Maybe you were out too deep with the lines too high in the column.  

I've caught a few big fish in real close lately, but not in the numbers you all catch. Probably resident fish. Hoping more move in to my neighborhood.


----------



## Jim Stedke (Dec 5, 2005)

OK, MY BAD ! Sorry to cause all the up roar ! 

Thanks for the clarification, Carpman.

Now let's all go to Ruggles and scare the bageebers out of the walleyes.

By the way....I really did take you at your word. And congrats on a good catch.


----------



## Jim Stedke (Dec 5, 2005)

seahawk said:


> Maybe you were out too deep with the lines too high in the column.
> 
> I've caught a few big fish in real close lately, but not in the numbers you all catch. Probably resident fish. Hoping more move in to my neighborhood.


Seahawk, With 14 lines we had the water column covered. One came on Reef 800 unassisted back 73', the other off a Dipsy size 1 set at 2 back 50' with a spoon. Our speed was 2.1, but there were currents messin with us.


----------



## Rippin (Jan 21, 2007)

K gonefishing, there was eleven fish in that livewell with three 8lb's in there...


----------



## jmciw17 (Sep 4, 2007)

Just got back in from clevland out by the crib and only caught 5 walleye in 5 hrs, trolling worm harnesses off dipseys right on the bottom gave the perch a break today i only fish for fun so goog luck in your tournament


----------



## juicebox (Apr 22, 2008)

so what would the depth be on reefs if he was going along at 1.2- 1.4, which in my opinion is a pretty good speed with the water cooling the way it is. if the bite is tough i always have two bouncers out that i can play with constantly to try to figure something out. sometimes smacking eyes in the face pays off, like when they're not up feeding.


----------



## Jim Stedke (Dec 5, 2005)

juicebox said:


> so what would the depth be on reefs if he was going along at 1.2- 1.4, which in my opinion is a pretty good speed with the water cooling the way it is. if the bite is tough i always have two bouncers out that i can play with constantly to try to figure something out. sometimes smacking eyes in the face pays off, like when they're not up feeding.


Am I missin something??? He said in post 20 that his speed was 2.0. Where'd the 1.2 - 1.4 come from? 
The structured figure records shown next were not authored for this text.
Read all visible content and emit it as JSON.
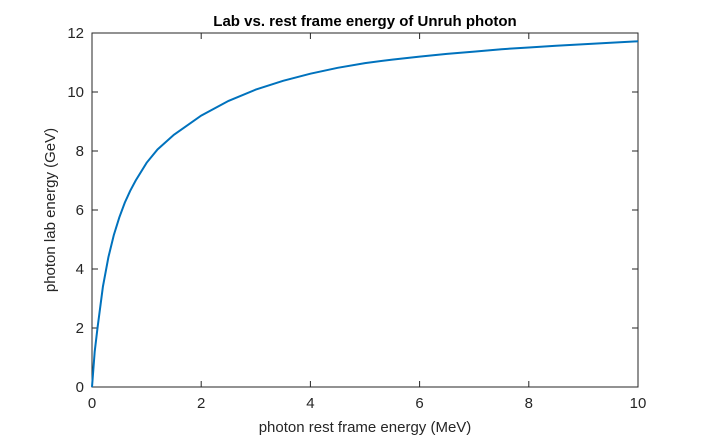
{
  "chart_data": {
    "type": "line",
    "title": "Lab vs. rest frame energy of Unruh photon",
    "xlabel": "photon rest frame  energy (MeV)",
    "ylabel": "photon lab energy (GeV)",
    "xlim": [
      0,
      10
    ],
    "ylim": [
      0,
      12
    ],
    "xticks": [
      "0",
      "2",
      "4",
      "6",
      "8",
      "10"
    ],
    "yticks": [
      "0",
      "2",
      "4",
      "6",
      "8",
      "10",
      "12"
    ],
    "grid": false,
    "legend": "none",
    "line_color": "#0072BD",
    "series": [
      {
        "x": [
          0,
          0.05,
          0.1,
          0.2,
          0.3,
          0.4,
          0.5,
          0.6,
          0.7,
          0.8,
          1.0,
          1.2,
          1.5,
          2.0,
          2.5,
          3.0,
          3.5,
          4.0,
          4.5,
          5.0,
          5.5,
          6.0,
          6.5,
          7.0,
          7.5,
          8.0,
          8.5,
          9.0,
          9.5,
          10.0
        ],
        "y": [
          0,
          1.2,
          2.0,
          3.4,
          4.4,
          5.15,
          5.75,
          6.25,
          6.65,
          7.0,
          7.6,
          8.05,
          8.55,
          9.2,
          9.7,
          10.08,
          10.38,
          10.62,
          10.82,
          10.98,
          11.1,
          11.2,
          11.29,
          11.37,
          11.45,
          11.51,
          11.57,
          11.62,
          11.67,
          11.72
        ]
      }
    ]
  }
}
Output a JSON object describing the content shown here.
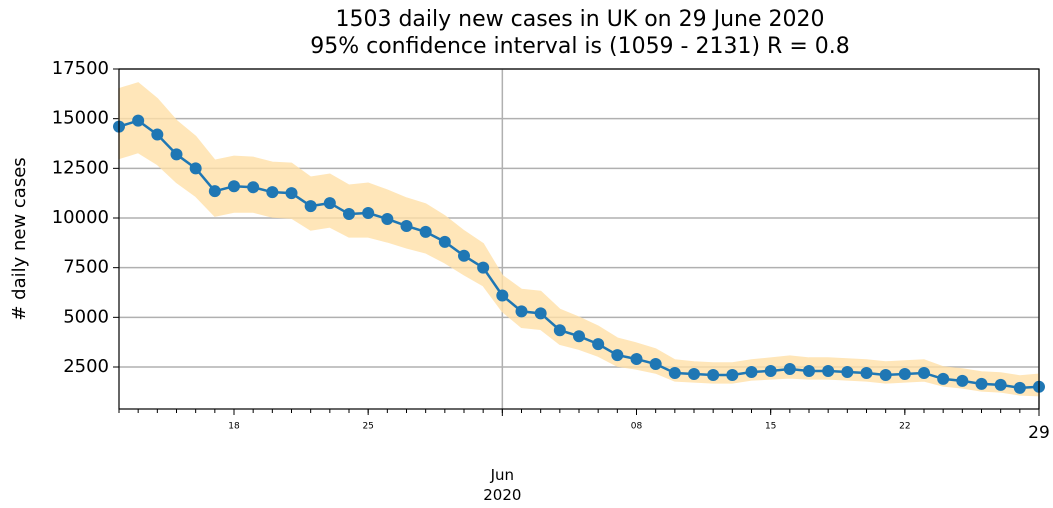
{
  "chart_data": {
    "type": "line",
    "title": "1503 daily new cases in UK on 29 June 2020",
    "subtitle": "95% confidence interval is (1059 - 2131) R = 0.8",
    "y_label": "# daily new cases",
    "x": [
      "2020-05-12",
      "2020-05-13",
      "2020-05-14",
      "2020-05-15",
      "2020-05-16",
      "2020-05-17",
      "2020-05-18",
      "2020-05-19",
      "2020-05-20",
      "2020-05-21",
      "2020-05-22",
      "2020-05-23",
      "2020-05-24",
      "2020-05-25",
      "2020-05-26",
      "2020-05-27",
      "2020-05-28",
      "2020-05-29",
      "2020-05-30",
      "2020-05-31",
      "2020-06-01",
      "2020-06-02",
      "2020-06-03",
      "2020-06-04",
      "2020-06-05",
      "2020-06-06",
      "2020-06-07",
      "2020-06-08",
      "2020-06-09",
      "2020-06-10",
      "2020-06-11",
      "2020-06-12",
      "2020-06-13",
      "2020-06-14",
      "2020-06-15",
      "2020-06-16",
      "2020-06-17",
      "2020-06-18",
      "2020-06-19",
      "2020-06-20",
      "2020-06-21",
      "2020-06-22",
      "2020-06-23",
      "2020-06-24",
      "2020-06-25",
      "2020-06-26",
      "2020-06-27",
      "2020-06-28",
      "2020-06-29"
    ],
    "series": [
      {
        "color": "#1f77b4",
        "values": [
          14600,
          14900,
          14200,
          13200,
          12500,
          11350,
          11600,
          11550,
          11300,
          11250,
          10600,
          10750,
          10200,
          10250,
          9950,
          9600,
          9300,
          8800,
          8100,
          7500,
          6100,
          5300,
          5200,
          4350,
          4050,
          3650,
          3100,
          2900,
          2650,
          2200,
          2150,
          2100,
          2100,
          2250,
          2300,
          2400,
          2300,
          2300,
          2250,
          2200,
          2100,
          2150,
          2200,
          1900,
          1800,
          1650,
          1600,
          1450,
          1503
        ]
      }
    ],
    "band": {
      "color": "#ffe0a8",
      "upper": [
        16500,
        16800,
        16000,
        14900,
        14100,
        12900,
        13100,
        13050,
        12800,
        12750,
        12050,
        12200,
        11650,
        11750,
        11400,
        11000,
        10700,
        10100,
        9350,
        8700,
        7100,
        6400,
        6300,
        5400,
        5000,
        4550,
        3950,
        3700,
        3400,
        2850,
        2750,
        2700,
        2700,
        2850,
        2950,
        3050,
        2950,
        2950,
        2900,
        2850,
        2750,
        2800,
        2850,
        2500,
        2400,
        2250,
        2200,
        2050,
        2131
      ],
      "lower": [
        13000,
        13300,
        12700,
        11800,
        11100,
        10100,
        10300,
        10300,
        10050,
        10000,
        9400,
        9550,
        9050,
        9050,
        8800,
        8500,
        8250,
        7750,
        7150,
        6600,
        5300,
        4500,
        4400,
        3650,
        3400,
        3050,
        2550,
        2400,
        2200,
        1800,
        1750,
        1700,
        1700,
        1850,
        1900,
        1950,
        1900,
        1900,
        1850,
        1800,
        1700,
        1750,
        1800,
        1550,
        1450,
        1300,
        1250,
        1100,
        1059
      ]
    },
    "xlim": [
      "2020-05-12",
      "2020-06-29"
    ],
    "xticks": [
      {
        "value": "2020-05-18",
        "label": "18"
      },
      {
        "value": "2020-05-25",
        "label": "25"
      },
      {
        "value": "2020-06-08",
        "label": "08"
      },
      {
        "value": "2020-06-15",
        "label": "15"
      },
      {
        "value": "2020-06-22",
        "label": "22"
      }
    ],
    "major_xticks": [
      {
        "value": "2020-06-01",
        "label": "Jun\n2020"
      },
      {
        "value": "2020-06-29",
        "label": "29"
      }
    ],
    "ylim": [
      386,
      17500
    ],
    "yticks": [
      2500,
      5000,
      7500,
      10000,
      12500,
      15000,
      17500
    ],
    "grid": true
  }
}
The depth would be no more than 2/3rds the curve depth or around 12'.


----------



## Seaturd (Apr 14, 2004)

The fish are there, I marked 1000's of them Fri & Sat, but we couldn't get any takers on RR's or harnesses or hotntots or.......


----------



## Juan More Fish (Apr 1, 2007)

Trying to follow you guys, But dont know where the castle is? Plan on going perching and walleyeing, to lorain or conneaut with the wife and boy thursday or friday, Depends what the waves tell me to do.


----------



## carhaulerdave (Jul 23, 2008)

dnavarroj said:


> Trying to follow you guys, But dont know where the castle is? Plan on going perching and walleyeing, to lorain or conneaut with the wife and boy thursday or friday, Depends what the waves tell me to do.


The castle is located about halfway between Vermilion and Huron. It is hard to miss from the water because of all the green grass.

Thanks to Carpman and others for info on the walleye. I am laid off and have been perch fishing the area waiting for the walleye to start biting. Now it looks like I can go for walleye really early in the morning and switch to perch about 10:00 am.


----------



## Juan More Fish (Apr 1, 2007)

thanks for the info.


----------



## juicebox (Apr 22, 2008)

sorry for the confusion Jim. just adding a little to the thread. sometimes slowing down changes things for the better, atleast it has for me. it was a hypothetical question only, with the intent of possibly expanding the thread in different directions.


----------



## Pester (May 14, 2010)

I was wondering the same thing. Don't know if this is it?

I found this on the WEB:

Ruggles Reef lies West of the Vermilion River and is about 3.5 miles long. Depths vary from 12 to 29 feet with many humps. There are always walleye in the area, sometimes on the reef and other times off the reef in open flat bottom water. Go West until you see a large appartment building followed by a strange looking, sprawling white house referred to as the castle.


----------